On July 11, the Ninth Circuit issued an opinion in No Labels Party of Arizona v Fontes, 24-563. It reversed the U.S. District Court and said that No Labels has no right to tell the Secretary of State to block anyone from filing for partisan office in the No Labels primary. Here is the 28-page opinion. The author is Judge Salvador Mendoza, Jr, a Biden appointee. It is also signed by Judge Holly A. Thomas and Judge Anthony Johnstone, who are also both Biden appointees.
The opinion is a defeat for the freedom of association rights of political parties, but a win for the ability of voters to vote for the candidate of their choice. The chief precedent that influenced the decision is a 2008 decision of the Ninth Circuit that said the Alaskan Independence Party had no right to exclude a particular candidate from filing to run in the AIP’s primary. The new No Labels decision, minimizing party rights, is philosophically completely different from a recent Eleventh Circuit remand opinion that said the Catoosa County Republican Party (in Georgia) may have the right to exclude candidates from its primary.

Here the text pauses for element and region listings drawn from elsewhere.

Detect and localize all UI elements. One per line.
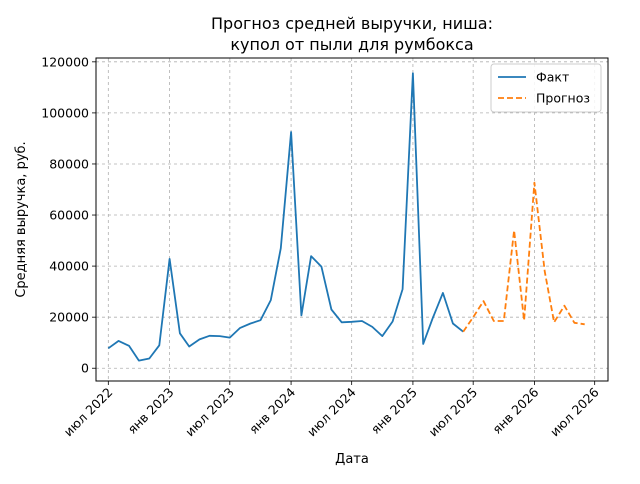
x-tick-label: янв 2024 [246, 384, 298, 436]
y-tick-label: 100000 [41, 105, 89, 120]
x-tick-label: июл 2022 [61, 385, 116, 440]
x-axis-label: Дата [335, 452, 369, 467]
y-tick-label: 20000 [49, 310, 89, 325]
grid [96, 58, 608, 381]
series-layer [107, 72, 585, 362]
series-line-forecast [462, 181, 585, 333]
chart-title-line-1: Прогноз средней выручки, ниша: [211, 14, 493, 33]
legend: Факт Прогноз [490, 63, 602, 113]
x-tick-label: янв 2023 [124, 385, 176, 437]
chart-title-line-2: купол от пыли для румбокса [230, 35, 473, 54]
y-tick-label: 40000 [49, 259, 89, 274]
x-tick-label: июл 2024 [304, 384, 359, 439]
legend-label-forecast: Прогноз [536, 91, 590, 106]
x-tick-label: янв 2025 [368, 385, 420, 437]
x-tick-label: июл 2025 [426, 385, 481, 440]
x-axis-ticks: июл 2022 янв 2023 июл 2023 янв 2024 июл 2024… [61, 381, 602, 439]
y-axis-ticks: 0 20000 40000 60000 80000 100000 120000 [41, 54, 96, 376]
y-tick-label: 0 [81, 361, 89, 376]
y-axis-label: Средняя выручка, руб. [14, 141, 29, 297]
y-tick-label: 60000 [49, 208, 89, 223]
x-tick-label: июл 2026 [547, 384, 602, 439]
y-tick-label: 80000 [49, 156, 89, 171]
x-tick-label: июл 2023 [182, 385, 237, 440]
x-tick-label: янв 2026 [489, 384, 541, 436]
y-tick-label: 120000 [41, 54, 89, 69]
series-line-fact [107, 72, 464, 362]
legend-label-fact: Факт [536, 70, 569, 85]
legend-box [490, 63, 602, 113]
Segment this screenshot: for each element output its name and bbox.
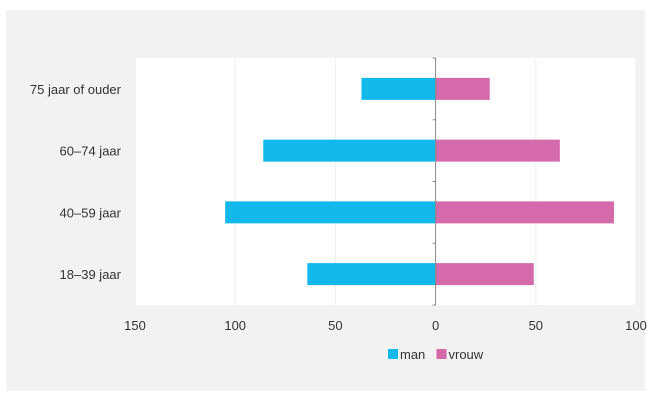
bar-man xyxy=(225,201,436,224)
legend-label-vrouw[interactable]: vrouw xyxy=(449,347,484,362)
legend-label-man[interactable]: man xyxy=(400,347,425,362)
x-tick-label: 150 xyxy=(124,318,146,333)
category-label: 40–59 jaar xyxy=(60,205,122,220)
bar-vrouw xyxy=(435,263,534,286)
bar-vrouw xyxy=(435,201,614,224)
legend-swatch-vrouw[interactable] xyxy=(436,349,447,359)
bar-man xyxy=(263,139,436,162)
x-tick-label: 50 xyxy=(328,318,342,333)
x-tick-label: 100 xyxy=(625,318,647,333)
category-label: 60–74 jaar xyxy=(60,144,122,159)
bar-vrouw xyxy=(435,139,560,162)
category-label: 18–39 jaar xyxy=(60,267,122,282)
bar-man xyxy=(361,77,436,100)
x-tick-label: 50 xyxy=(529,318,543,333)
bar-man xyxy=(307,263,436,286)
x-tick-label: 100 xyxy=(224,318,246,333)
x-tick-label: 0 xyxy=(432,318,439,333)
category-label: 75 jaar of ouder xyxy=(30,82,122,97)
bar-vrouw xyxy=(435,77,490,100)
legend-swatch-man[interactable] xyxy=(388,349,398,359)
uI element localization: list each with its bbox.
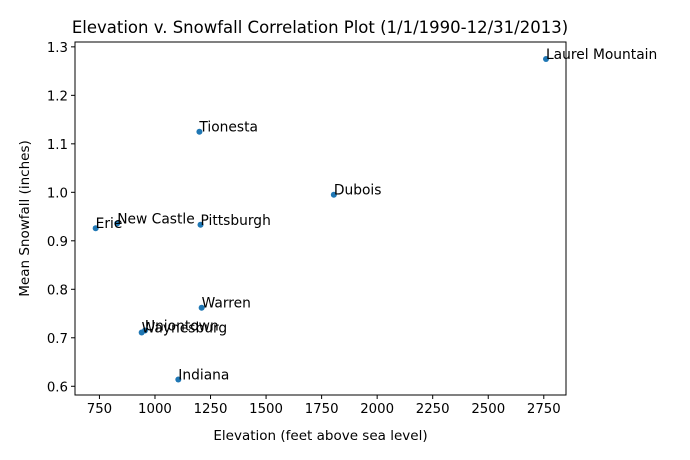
- data-point: [197, 221, 204, 228]
- data-point-label: Laurel Mountain: [546, 47, 657, 63]
- y-tick-label: 0.8: [47, 283, 68, 298]
- data-point-label: Dubois: [334, 183, 382, 199]
- data-point-label: Uniontown: [145, 319, 219, 335]
- data-point: [196, 128, 203, 135]
- data-points: [92, 55, 550, 383]
- x-axis-ticks: 750 1000 1250 1500 1750 2000 2250 2500 2750: [87, 395, 561, 417]
- y-tick-label: 1.1: [47, 138, 68, 153]
- y-axis-ticks: 0.6 0.7 0.8 0.9 1.0 1.1 1.2 1.3: [47, 41, 75, 395]
- x-tick-label: 750: [87, 402, 112, 417]
- data-point: [543, 55, 550, 62]
- data-point-label: Waynesburg: [142, 320, 228, 336]
- y-tick-label: 1.2: [47, 89, 68, 104]
- x-tick-label: 1500: [249, 402, 283, 417]
- data-point-label: Indiana: [178, 367, 229, 383]
- x-axis-title: Elevation (feet above sea level): [213, 428, 427, 444]
- point-labels: Laurel Mountain Tionesta Dubois Pittsburgh N…: [96, 47, 658, 384]
- x-tick-label: 2750: [527, 402, 561, 417]
- data-point: [92, 225, 99, 232]
- data-point-label: Warren: [202, 296, 251, 312]
- data-point-label: Erie: [96, 216, 123, 232]
- y-tick-label: 1.3: [47, 41, 68, 56]
- data-point-label: New Castle: [117, 211, 195, 227]
- data-point: [175, 376, 182, 383]
- y-tick-label: 0.9: [47, 235, 68, 250]
- y-axis-title: Mean Snowfall (inches): [17, 140, 33, 296]
- data-point: [330, 191, 337, 198]
- x-tick-label: 2000: [360, 402, 394, 417]
- data-point: [198, 304, 205, 311]
- data-point-label: Pittsburgh: [201, 213, 271, 229]
- data-point-label: Tionesta: [198, 120, 258, 136]
- plot-area-frame: [74, 41, 567, 396]
- x-tick-label: 2500: [471, 402, 505, 417]
- x-tick-label: 1250: [194, 402, 228, 417]
- x-tick-label: 2250: [416, 402, 450, 417]
- chart-title: Elevation v. Snowfall Correlation Plot (…: [72, 18, 568, 37]
- y-tick-label: 1.0: [47, 186, 68, 201]
- data-point: [114, 220, 121, 227]
- x-tick-label: 1750: [305, 402, 339, 417]
- x-tick-label: 1000: [138, 402, 172, 417]
- y-tick-label: 0.7: [47, 332, 68, 347]
- data-point: [138, 329, 145, 336]
- y-tick-label: 0.6: [47, 380, 68, 395]
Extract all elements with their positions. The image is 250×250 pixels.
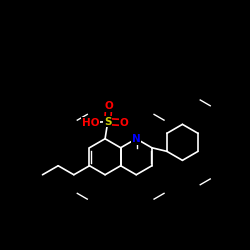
Text: O: O	[120, 118, 128, 128]
Text: S: S	[104, 117, 112, 127]
Text: HO: HO	[82, 118, 100, 128]
Text: O: O	[104, 101, 113, 111]
Text: N: N	[132, 134, 140, 144]
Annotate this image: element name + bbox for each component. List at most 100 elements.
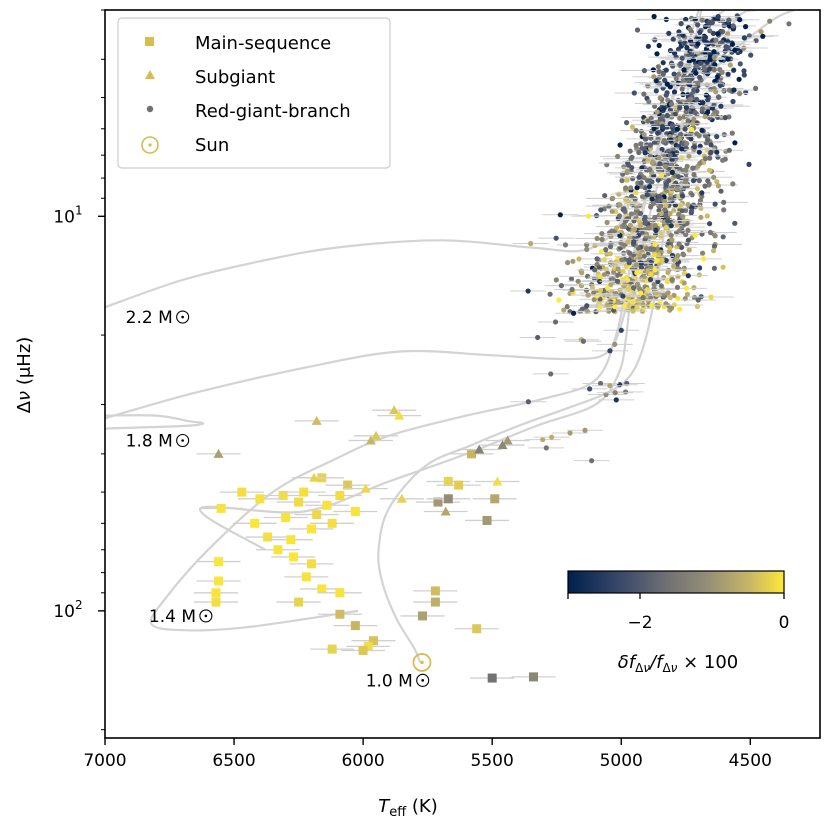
rgb-point: [681, 265, 687, 271]
rgb-point: [641, 132, 647, 138]
rgb-point: [668, 101, 675, 107]
rgb-point: [700, 250, 706, 256]
rgb-point: [548, 434, 555, 440]
rgb-point: [727, 62, 733, 68]
rgb-point: [669, 253, 676, 259]
rgb-point: [647, 142, 654, 148]
rgb-point: [631, 226, 638, 232]
rgb-point: [741, 72, 747, 78]
rgb-point: [553, 235, 559, 241]
track-labels: 2.2 M 1.8 M 1.4 M 1.0 M: [126, 308, 430, 691]
rgb-point: [663, 212, 669, 219]
rgb-point: [680, 193, 686, 199]
rgb-point: [696, 178, 702, 184]
main-sequence-point: [312, 510, 322, 520]
rgb-point: [633, 142, 639, 148]
colorbar-tick-label: −2: [627, 613, 652, 633]
rgb-point: [578, 283, 585, 289]
rgb-point: [597, 274, 603, 280]
rgb-point: [702, 156, 709, 162]
rgb-point: [707, 221, 713, 227]
rgb-point: [583, 287, 590, 293]
rgb-point: [683, 109, 689, 115]
track-label-3: 1.0 M: [366, 671, 413, 691]
rgb-point: [675, 253, 681, 259]
rgb-point: [644, 246, 650, 252]
rgb-point: [706, 167, 713, 173]
rgb-point: [663, 163, 669, 169]
rgb-point: [648, 179, 654, 185]
rgb-point: [525, 288, 531, 294]
rgb-point: [657, 161, 663, 167]
rgb-point: [685, 201, 691, 208]
rgb-point: [694, 96, 700, 102]
rgb-point: [678, 21, 684, 27]
subgiant-point: [474, 444, 485, 454]
main-sequence-point: [301, 572, 311, 582]
rgb-point: [608, 233, 614, 239]
rgb-point: [677, 105, 683, 111]
rgb-point: [681, 270, 688, 276]
rgb-point: [686, 63, 692, 69]
rgb-point: [690, 165, 696, 171]
rgb-point: [619, 257, 625, 263]
rgb-point: [729, 41, 736, 47]
rgb-point: [713, 37, 719, 43]
rgb-point: [678, 131, 684, 137]
rgb-point: [741, 35, 748, 41]
rgb-point: [682, 179, 688, 185]
main-sequence-point: [278, 490, 288, 500]
rgb-point: [638, 264, 644, 270]
rgb-point: [658, 203, 664, 209]
rgb-point: [650, 200, 657, 207]
x-tick-label: 5500: [471, 751, 514, 771]
rgb-point: [624, 168, 630, 174]
rgb-point: [669, 157, 675, 163]
rgb-point: [688, 130, 694, 136]
subgiant-point: [502, 435, 513, 445]
rgb-point: [621, 164, 627, 170]
legend-red-giant-branch-label: Red-giant-branch: [195, 101, 351, 122]
rgb-point: [711, 265, 718, 271]
rgb-point: [626, 302, 632, 308]
rgb-point: [667, 245, 673, 251]
main-sequence-point: [350, 621, 360, 631]
rgb-point: [718, 188, 724, 194]
rgb-point: [722, 156, 728, 162]
rgb-point: [617, 382, 623, 388]
rgb-point: [652, 267, 658, 273]
subgiant-point: [311, 415, 322, 425]
rgb-point: [634, 305, 640, 311]
rgb-point: [660, 71, 666, 77]
rgb-point: [697, 143, 703, 149]
rgb-point: [641, 68, 648, 74]
rgb-point: [683, 231, 689, 237]
rgb-point: [608, 282, 614, 288]
legend-sun-marker: [141, 136, 159, 154]
rgb-point: [676, 194, 682, 200]
rgb-point: [624, 177, 630, 183]
rgb-point: [662, 77, 668, 83]
rgb-point: [639, 194, 646, 200]
rgb-point: [575, 278, 581, 284]
rgb-point: [676, 211, 682, 217]
rgb-point: [610, 195, 616, 201]
rgb-point: [665, 218, 671, 224]
rgb-point: [714, 74, 720, 80]
main-sequence-point: [472, 624, 482, 634]
rgb-point: [636, 232, 642, 238]
subgiant-point: [389, 405, 400, 415]
rgb-point: [654, 51, 660, 57]
rgb-point: [644, 287, 651, 293]
rgb-point: [674, 284, 681, 290]
rgb-point: [701, 256, 707, 262]
rgb-point: [638, 180, 644, 186]
main-sequence-point: [358, 645, 368, 655]
rgb-point: [737, 61, 743, 67]
rgb-point: [655, 136, 661, 142]
main-sequence-point: [211, 597, 221, 607]
rgb-point: [642, 214, 648, 220]
x-tick-label: 6000: [341, 751, 384, 771]
rgb-point: [619, 178, 625, 184]
main-sequence-point: [288, 552, 298, 562]
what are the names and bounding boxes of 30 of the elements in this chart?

The Ninth Circuit No Labels opinion boosts the right to vote. It says on page 23, “Candidate exclusion burdens voters”, and also, in footnote nine, “Such candidate selection necessarily includes the right to vote for minor parties, a right that is ‘neavily burdened if that vote may be cast only for ‘two old, established parties.'” These quotes will help the minor party plaintiffs who are challenging the California top-two system (California, like Arizona, is in the Ninth Circuit).